Open osa1 opened 11 months ago
We've discussed this with @mraleph and @mkustermann. Some thoughts and ideas:
We should build the dispatch table after codegen & patch code afterwards (object allocation code with cids, dispatch table calls with selector offsets). This way we save the "unused" space reported above by just not assigning offsets to selectors that are never called via dispatch table (i.e. maybe they're always inlined, or we had an entry-point
pragma but didn't need to call it) and classes that are never allocated
Abstract classes may need a class ID, but they don't need a column (or row?) in the dispatch table as no runtime object will have their class ID in its header.
Similar to functions preserved by the TFA but never compiled, class IDs can also be lazily assigned for the cases where TFA preserves a class (for the same reasons) but we never allocate them.

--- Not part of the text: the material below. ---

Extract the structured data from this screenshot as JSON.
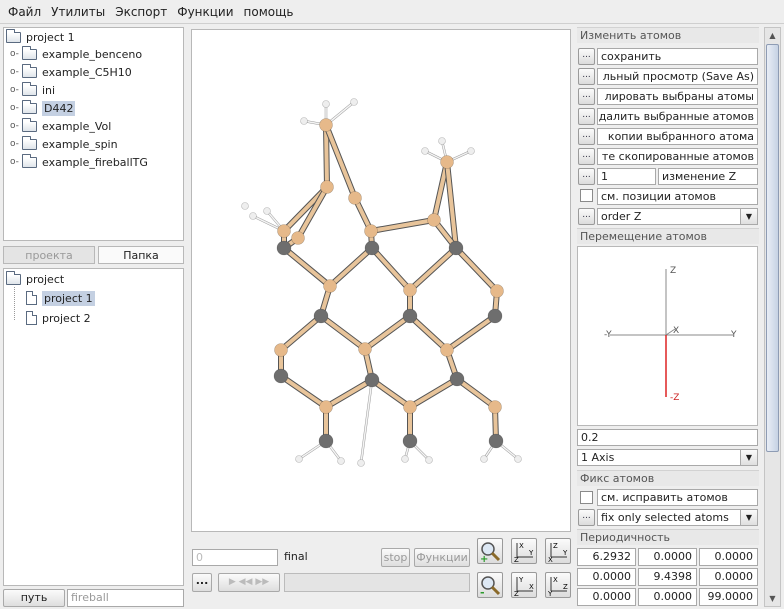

For methods that are inherited by a lot of classes but are rarely overridden, we can consider doing a range check on class ID, instead of a dispatch table lookup. For example, maybe Object.hashCode
is rarely overridden. Instead of adding thousands of entries to Object.hashCode
we may consider generating a dispatch function that checks class ID against some ranges of IDs and dispatches to a small number of hashCode
implementations.
When generating a virtual call we can compile only the members that can be called based on the static type of the receiver, instead of compiling all overrides of the member. (relevant code)
(This should also allow more tree-shaking.)
For comparison, @mraleph printed similar stats in VM compiling a large real app and found out that it has 70% utilization. Among the ideas above VM currently does (2) and (3), and it uses a different heuristic when ordering selectors (dart2wasm, VM).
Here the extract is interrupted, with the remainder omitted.